On Wednesday, the American Hockey League (AHL) announced that they are pushing back the targeted start date of their season from December to early February with the hopes of having some type of hockey in 2021. This is some good news for the Boston Bruins, especially their goaltending prospects.
Tuukka Rask is beginning the final year of his current eight-year, $56 million contract. At 33 years old, Rask has hinted at the possibility of retirement after his contract expires following the season. Truth be told, it would not surprise anyone if he decides to walk away from the game and call it a career.
In May, the Bruins re-signed Jaroslav Halak to a one-year, $2.25 million contract to return for a third season as the backup to Rask. Halak has been arguably one of the best backups in the league since he came to Causeway Street two years ago. He has allowed Rask to take more nights off during the regular season to be fresher for the playoffs, while helping to keep the Bruins near the top of the Atlantic Division standings.

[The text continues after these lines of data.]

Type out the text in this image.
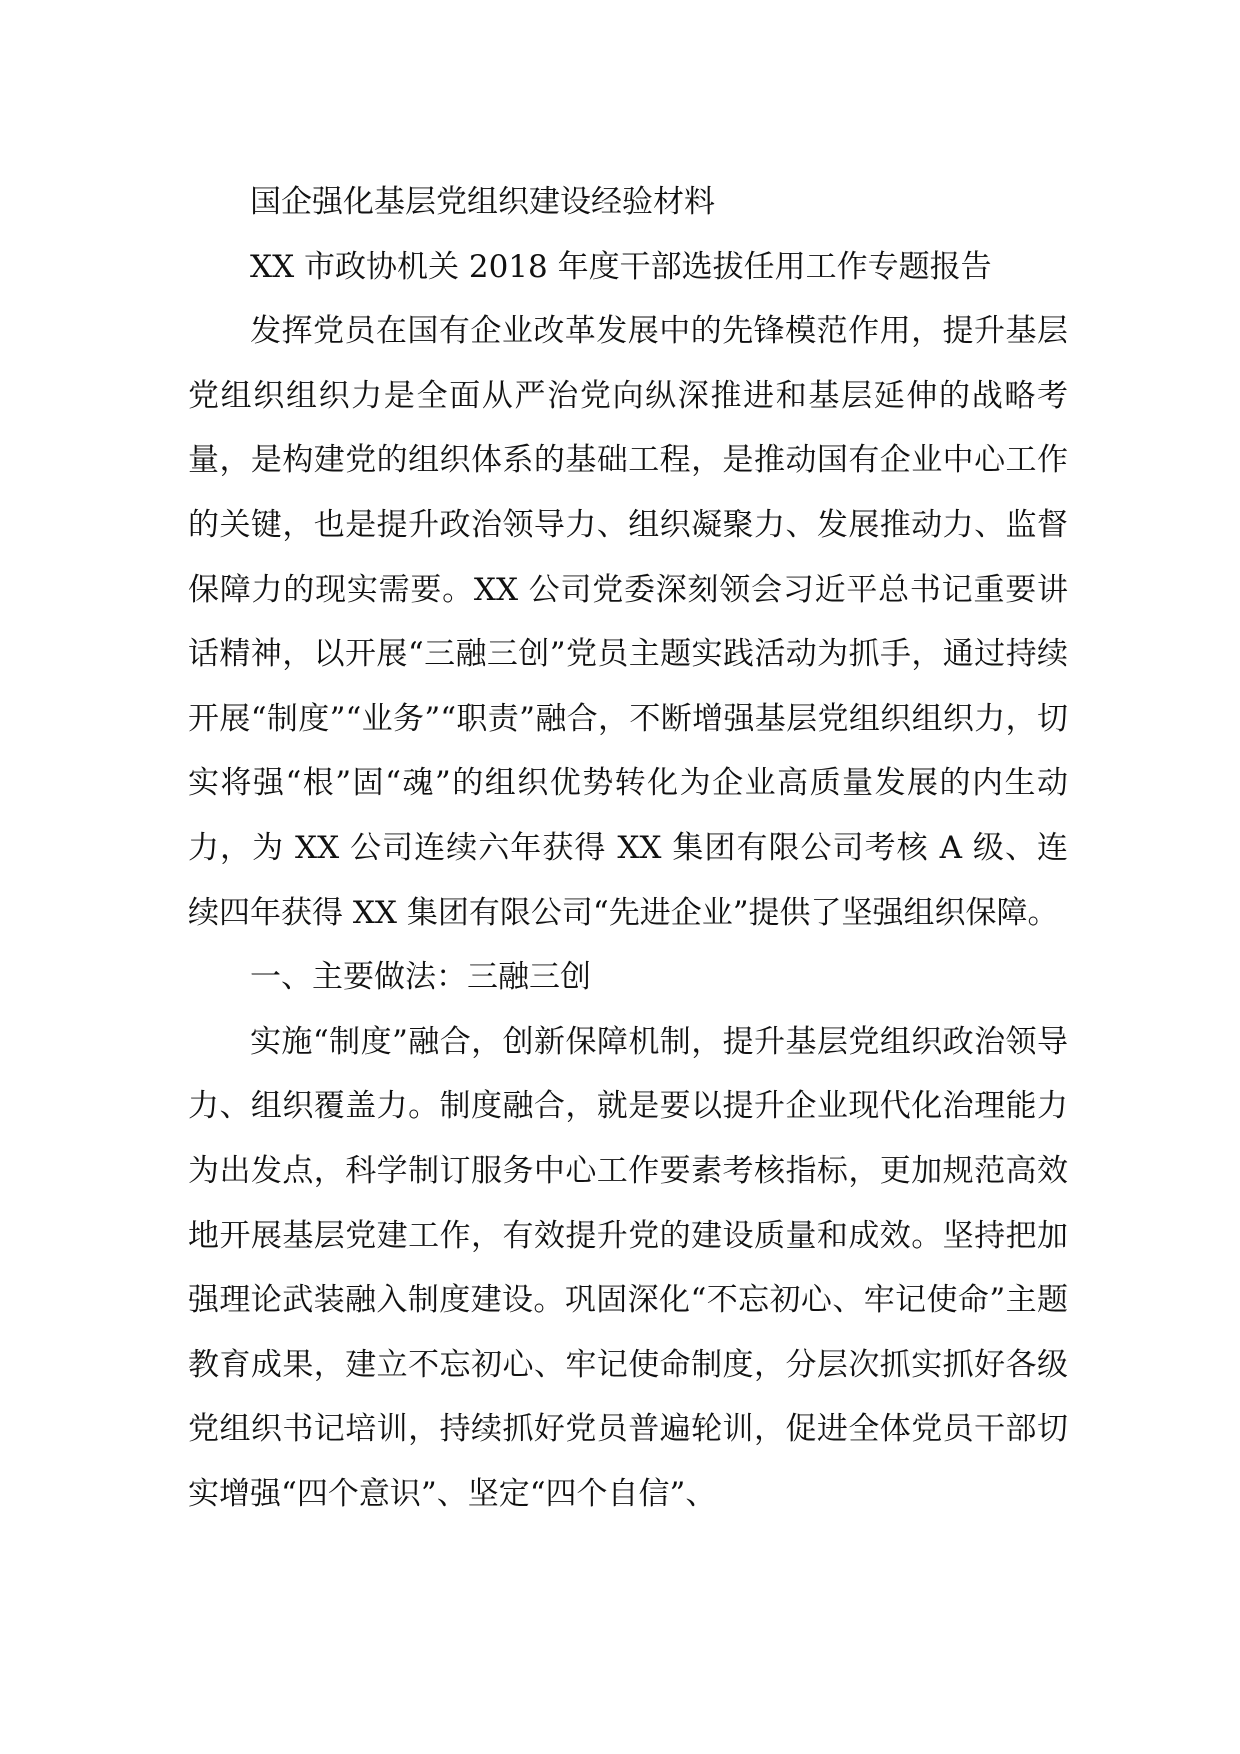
国企强化基层党组织建设经验材料

XX 市政协机关 2018 年度干部选拔任用工作专题报告

发挥党员在国有企业改革发展中的先锋模范作用，提升基层党组织组织力是全面从严治党向纵深推进和基层延伸的战略考量，是构建党的组织体系的基础工程，是推动国有企业中心工作的关键，也是提升政治领导力、组织凝聚力、发展推动力、监督保障力的现实需要。XX 公司党委深刻领会习近平总书记重要讲话精神，以开展“三融三创”党员主题实践活动为抓手，通过持续开展“制度”“业务”“职责”融合，不断增强基层党组织组织力，切实将强“根”固“魂”的组织优势转化为企业高质量发展的内生动力，为 XX 公司连续六年获得 XX 集团有限公司考核 A 级、连续四年获得 XX 集团有限公司“先进企业”提供了坚强组织保障。

一、主要做法：三融三创

实施“制度”融合，创新保障机制，提升基层党组织政治领导力、组织覆盖力。制度融合，就是要以提升企业现代化治理能力为出发点，科学制订服务中心工作要素考核指标，更加规范高效地开展基层党建工作，有效提升党的建设质量和成效。坚持把加强理论武装融入制度建设。巩固深化“不忘初心、牢记使命”主题教育成果，建立不忘初心、牢记使命制度，分层次抓实抓好各级党组织书记培训，持续抓好党员普遍轮训，促进全体党员干部切实增强“四个意识”、坚定“四个自信”、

Knowing that the window might be coming to a close with Rask and Halak, the Bruins need an AHL season for goalie prospects Dan Vladar and Jeremy Swayman to showcase what they can do to be in a position to be the guy in net as early as the 2021-22 season should Rask and Halak be gone.
Vladar was selected in the third round of the 2015 Entry Draft and has spent the last four seasons in the minors. The 23-year old had his best season with Providence last season with a 14-7-1 record and led the AHL with a 1.79 goals-against average (GAA) and a .936 save percentage (SV%). He split time with Max Legace, who left the Bruins in free agency and signed a two-way deal with the Pittsburgh Penguins earlier this month.
Vladar joined the Bruins in the Toronto playoff bubble and was elevated to backup to Halak when Rask left in the middle of the first-round playoff series against the Carolina Hurricanes for family reasons. He did make it into Game 3 of the Eastern Conference semifinals against the Tampa Bay Lightning when Halak surrendered four goals in 32 minutes of action. Vladar allowed three goals on 18 shots in 28 minutes in a 7-1 Bruins loss.
Swayman signed his entry-level contract with the Bruins in March after a stellar junior season at the University of Maine which saw him become a finalist for the Hobey Baker Award, which is awarded to the top collegiate player. He also won the Mike Richter Award as the nation’s top college goalie.
The Anchorage, Alaska native was selected in the fourth round of the 2017 Entry Draft and nearly single-handily carried the Black Bears to the NCAA tournament this season with an 18-11-5 record. He finished with a 2.07 GAA and .939 SV%. Maine was on course for a tournament berth before the season was halted in its track in early March by the coronavirus pandemic.
Swayman played in 98 games at Maine and compiled a 47-40-12 record. His goals-against average and save percentage dropped as his career went along to a point where he was ready to forgo his senior year and become a pro.
Major League Baseball lost their minor league seasons this summer because of COVID-19 and it could feel the effects of that down the line. It is crucial that the Bruins have the AHL play some sort of season to allow Vladar and Swayman to play some key minutes as they develop for a possibly NHL career in Boston.